READ: Bank of Canada Hikes By 0.75%, Policy Rate is Now 3.25%

However, this most recent rate hike -- in addition to the surprise 1% increase implemented by the Bank in July -- will push some of these borrowers past their trigger rate threshold, meaning their monthly payments will fail to cover even the interest on their loans. Those customers can expect a phone call from their lender, says Van Rooijen, looking to sort out either a new repayment schedule, extend their amortization, or perhaps arrange for a lump sum payment.

“It really depends on the lender, but borrowers with variable-rate mortgages should feel comfortable to reach out to their lender to understand what these rate implications mean for their mortgage, both today and in the coming months and year,” she says.

And, while fixed-rate borrowers are largely spared the impact of today’s rate hike, reactive bond market activity has steadily pushed those rates higher in recent months, as well, the brunt of which will also be felt when they renew or refinance.

“What I would suggest is those fixed-rate holders that are coming up for renewal in the next one to two years, and are feeling uncomfortable, now is the time they should start stress testing their mortgage and their budget, so use an online calculator and try to understand what your payment could be at renewal, and start planning for it now,” says Van Rooijen.

While many analysts anticipated this month’s hike would be a large “one and done”, the BoC made it clear in its announcement that at least one more increase is on the horizon, writing that “given the outlook for inflation, the Governing Council still judges that the policy interest rate will need to rise further.”

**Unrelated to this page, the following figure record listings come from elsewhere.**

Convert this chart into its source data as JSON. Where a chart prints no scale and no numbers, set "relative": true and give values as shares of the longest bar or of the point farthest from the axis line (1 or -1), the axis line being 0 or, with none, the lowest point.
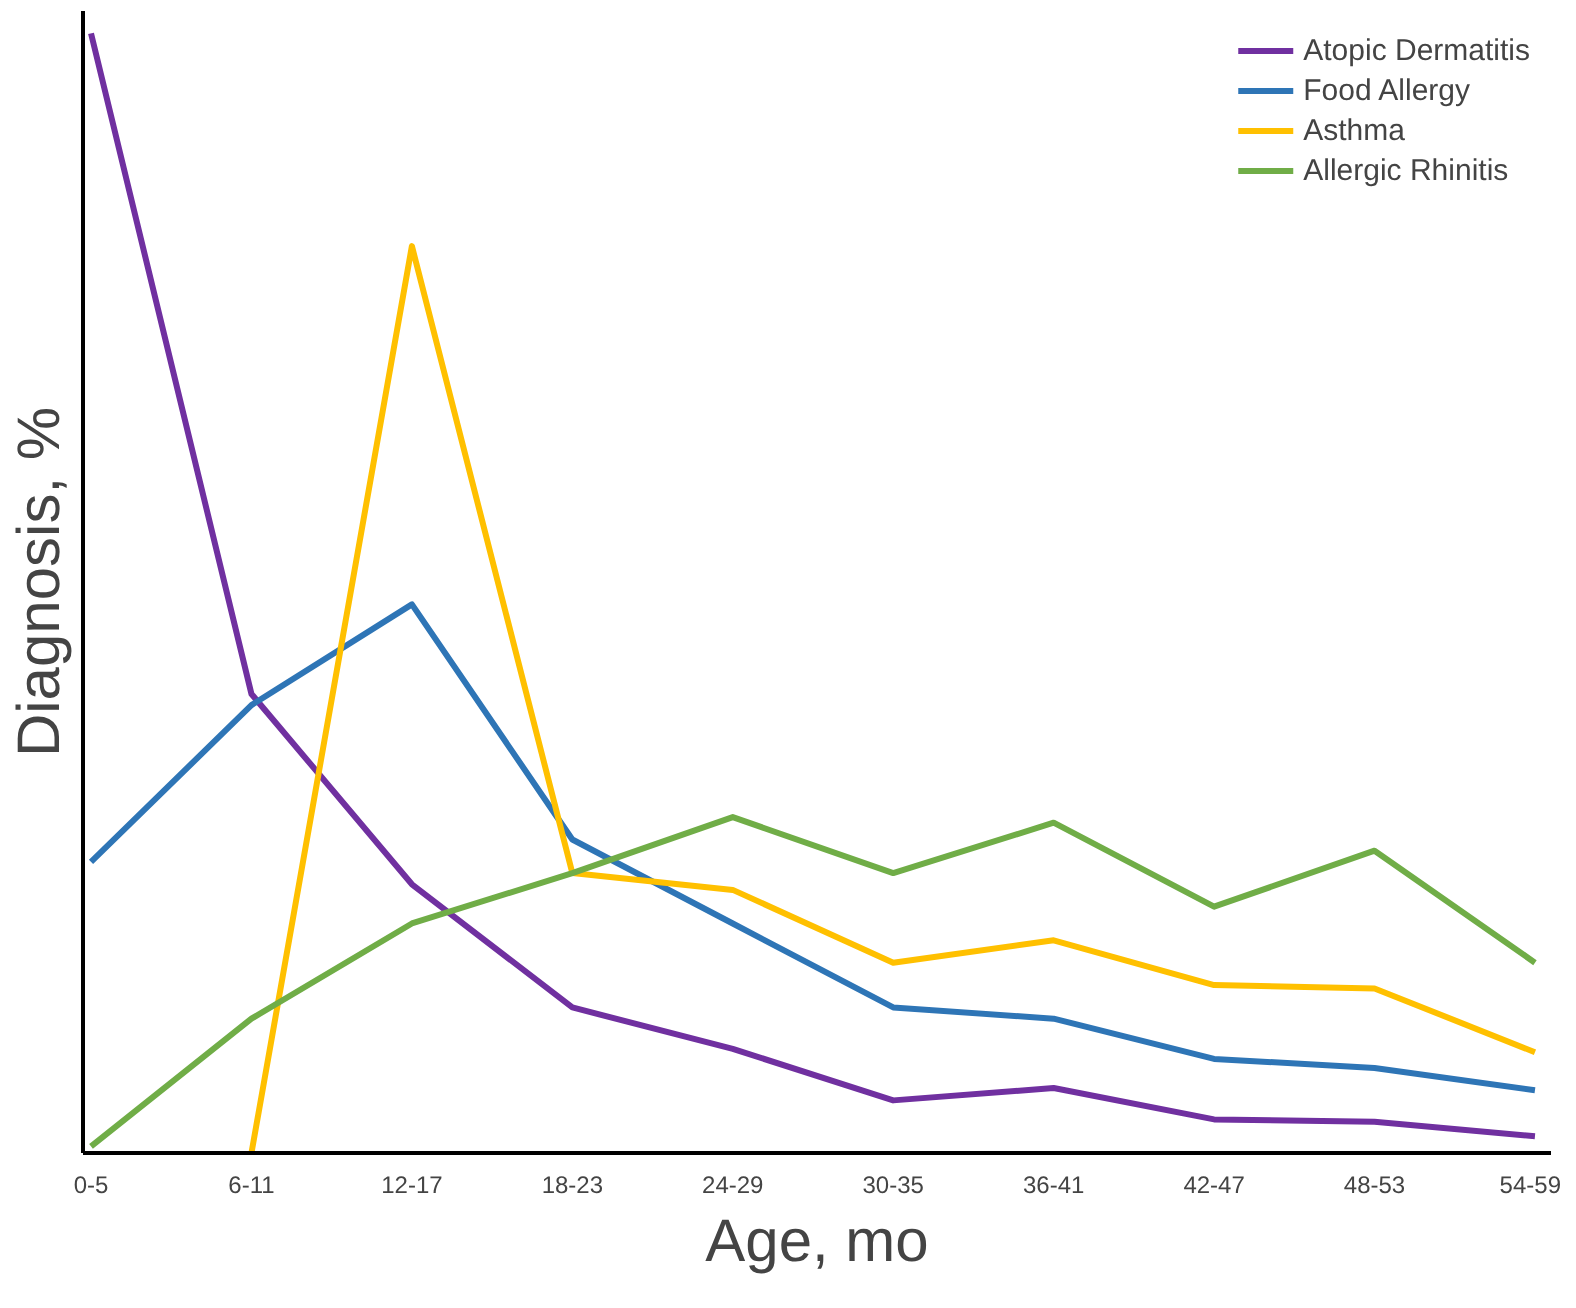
{
  "chart_data": {
    "type": "line",
    "relative": true,
    "xlabel": "Age, mo",
    "ylabel": "Diagnosis, %",
    "categories": [
      "0-5",
      "6-11",
      "12-17",
      "18-23",
      "24-29",
      "30-35",
      "36-41",
      "42-47",
      "48-53",
      "54-59"
    ],
    "series": [
      {
        "name": "Atopic Dermatitis",
        "color": "#7030a0",
        "values": [
          1.0,
          0.41,
          0.24,
          0.13,
          0.093,
          0.047,
          0.058,
          0.03,
          0.028,
          0.015
        ]
      },
      {
        "name": "Food Allergy",
        "color": "#2e75b6",
        "values": [
          0.26,
          0.4,
          0.49,
          0.28,
          0.205,
          0.13,
          0.12,
          0.084,
          0.076,
          0.056
        ]
      },
      {
        "name": "Asthma",
        "color": "#ffc000",
        "values": [
          null,
          0.0,
          0.81,
          0.25,
          0.235,
          0.17,
          0.19,
          0.15,
          0.147,
          0.09
        ]
      },
      {
        "name": "Allergic Rhinitis",
        "color": "#70ad47",
        "values": [
          0.006,
          0.12,
          0.205,
          0.25,
          0.3,
          0.25,
          0.295,
          0.22,
          0.27,
          0.17
        ]
      }
    ],
    "legend": "top right",
    "grid": false,
    "marker": "none",
    "line_style": "solid"
  }
}
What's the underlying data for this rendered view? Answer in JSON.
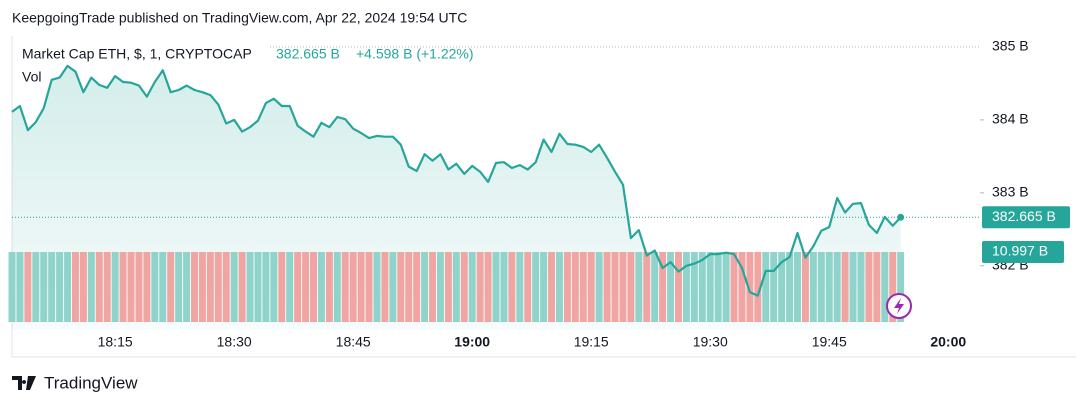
{
  "header": "KeepgoingTrade published on TradingView.com, Apr 22, 2024 19:54 UTC",
  "footer": "TradingView",
  "chart_data": [
    {
      "type": "line",
      "title": "Market Cap ETH, $, 1, CRYPTOCAP",
      "last_value": "382.665 B",
      "change": "+4.598 B (+1.22%)",
      "color": "#26a69a",
      "x": [
        "18:02",
        "18:03",
        "18:04",
        "18:05",
        "18:06",
        "18:07",
        "18:08",
        "18:09",
        "18:10",
        "18:11",
        "18:12",
        "18:13",
        "18:14",
        "18:15",
        "18:16",
        "18:17",
        "18:18",
        "18:19",
        "18:20",
        "18:21",
        "18:22",
        "18:23",
        "18:24",
        "18:25",
        "18:26",
        "18:27",
        "18:28",
        "18:29",
        "18:30",
        "18:31",
        "18:32",
        "18:33",
        "18:34",
        "18:35",
        "18:36",
        "18:37",
        "18:38",
        "18:39",
        "18:40",
        "18:41",
        "18:42",
        "18:43",
        "18:44",
        "18:45",
        "18:46",
        "18:47",
        "18:48",
        "18:49",
        "18:50",
        "18:51",
        "18:52",
        "18:53",
        "18:54",
        "18:55",
        "18:56",
        "18:57",
        "18:58",
        "18:59",
        "19:00",
        "19:01",
        "19:02",
        "19:03",
        "19:04",
        "19:05",
        "19:06",
        "19:07",
        "19:08",
        "19:09",
        "19:10",
        "19:11",
        "19:12",
        "19:13",
        "19:14",
        "19:15",
        "19:16",
        "19:17",
        "19:18",
        "19:19",
        "19:20",
        "19:21",
        "19:22",
        "19:23",
        "19:24",
        "19:25",
        "19:26",
        "19:27",
        "19:28",
        "19:29",
        "19:30",
        "19:31",
        "19:32",
        "19:33",
        "19:34",
        "19:35",
        "19:36",
        "19:37",
        "19:38",
        "19:39",
        "19:40",
        "19:41",
        "19:42",
        "19:43",
        "19:44",
        "19:45",
        "19:46",
        "19:47",
        "19:48",
        "19:49",
        "19:50",
        "19:51",
        "19:52",
        "19:53",
        "19:54"
      ],
      "values": [
        384.11,
        384.19,
        383.86,
        383.97,
        384.16,
        384.55,
        384.58,
        384.74,
        384.66,
        384.38,
        384.58,
        384.48,
        384.44,
        384.6,
        384.52,
        384.51,
        384.47,
        384.32,
        384.52,
        384.68,
        384.38,
        384.41,
        384.47,
        384.41,
        384.38,
        384.34,
        384.21,
        383.95,
        384.0,
        383.84,
        383.9,
        383.99,
        384.23,
        384.29,
        384.19,
        384.19,
        383.92,
        383.84,
        383.77,
        383.96,
        383.9,
        384.04,
        384.01,
        383.88,
        383.82,
        383.75,
        383.78,
        383.77,
        383.77,
        383.66,
        383.36,
        383.3,
        383.53,
        383.44,
        383.53,
        383.32,
        383.4,
        383.26,
        383.37,
        383.29,
        383.15,
        383.41,
        383.42,
        383.34,
        383.38,
        383.32,
        383.42,
        383.73,
        383.56,
        383.81,
        383.67,
        383.66,
        383.63,
        383.56,
        383.66,
        383.48,
        383.29,
        383.11,
        382.38,
        382.49,
        382.14,
        382.21,
        381.97,
        382.05,
        381.92,
        382.0,
        382.03,
        382.08,
        382.16,
        382.16,
        382.18,
        382.16,
        381.97,
        381.64,
        381.59,
        381.93,
        381.93,
        382.05,
        382.12,
        382.45,
        382.11,
        382.27,
        382.48,
        382.53,
        382.93,
        382.73,
        382.85,
        382.86,
        382.56,
        382.45,
        382.67,
        382.55,
        382.665
      ],
      "xlim": [
        "18:02",
        "20:04"
      ],
      "xticks": [
        "18:15",
        "18:30",
        "18:45",
        "19:00",
        "19:15",
        "19:30",
        "19:45",
        "20:00"
      ],
      "ylim": [
        381.12,
        385.15
      ],
      "yticks": [
        {
          "value": 385,
          "label": "385 B"
        },
        {
          "value": 384,
          "label": "384 B"
        },
        {
          "value": 383,
          "label": "383 B"
        },
        {
          "value": 382,
          "label": "382 B"
        }
      ]
    },
    {
      "type": "bar",
      "title": "Vol",
      "last_value": "10.997 B",
      "up_color": "#8fd3cb",
      "down_color": "#f0a5a2",
      "ylim": [
        0,
        11
      ],
      "values": [
        11,
        11,
        11,
        11,
        11,
        11,
        11,
        11,
        11,
        11,
        11,
        11,
        11,
        11,
        11,
        11,
        11,
        11,
        11,
        11,
        11,
        11,
        11,
        11,
        11,
        11,
        11,
        11,
        11,
        11,
        11,
        11,
        11,
        11,
        11,
        11,
        11,
        11,
        11,
        11,
        11,
        11,
        11,
        11,
        11,
        11,
        11,
        11,
        11,
        11,
        11,
        11,
        11,
        11,
        11,
        11,
        11,
        11,
        11,
        11,
        11,
        11,
        11,
        11,
        11,
        11,
        11,
        11,
        11,
        11,
        11,
        11,
        11,
        11,
        11,
        11,
        11,
        11,
        11,
        11,
        11,
        11,
        11,
        11,
        11,
        11,
        11,
        11,
        11,
        11,
        11,
        11,
        11,
        11,
        11,
        11,
        11,
        11,
        11,
        11,
        11,
        11,
        11,
        11,
        11,
        11,
        11,
        11,
        11,
        11,
        11,
        11,
        10.997
      ]
    }
  ]
}
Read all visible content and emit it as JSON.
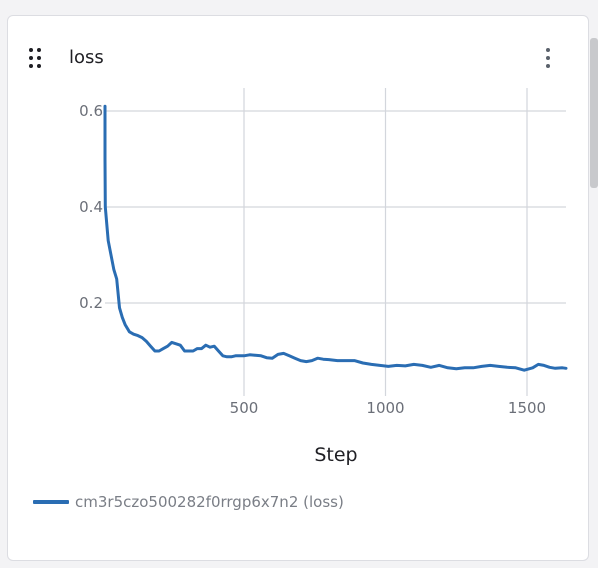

This is likely to pour more cold water on the housing market, which has only begun to show tentative signs of recovery, following lukewarm demand throughout the spring and summer.

“Given the Bank of Canada’s commentary today, Canadians should brace themselves for further rate hikes in 2022 and 2023,” says James Laird, Co-CEO of Ratehub.ca and President of CanWise mortgage lender.

“The Bank seems pleased that rising rates have caused a pullback from the unsustainable growth in the housing market that occurred during the pandemic. This rate increase will put further downward pressure on home prices across the country, which peaked in the first quarter of this year.”

However, serious buyers are “taking it in stride” says Andy Taylor, Senior Vice President - Broker, Sotheby's International Realty Canada, especially for high-demand homes. The buyer group he’s seen most impacted, he tells STOREYS, are newcomers to the market, given older buyers have encountered rates above 5% in the late 2000s. “People who have been in the market are familiar with these rates, and people who are even older, like my parents, remember it at 20%,” he says.

“We’ve gone from having extremely low rates to just low rates. They have increased, but they’re still historically typical.”

He adds that, ultimately cooler demand will lead to a healthier market, with more choice for buyers, and fewer fraught bidding war situations, which were largely responsible for pushing prices to unsustainable highs during the pandemic. In contrast, today’s buyers are much less eager to compete for a property.

“Even though we’re still seeing some properties being listed on the low side and having multiple offers, [we’re] certainly seeing buyers who would rather put in an offer on a property where they’re not competing,” he says. “Buyers are looking at trying to buy more and better value, and we are seeing price changes on listings, so sellers are coming around to the realization that they have to adjust prices. And when property is priced properly to the current market, and it’s good product [it sells].”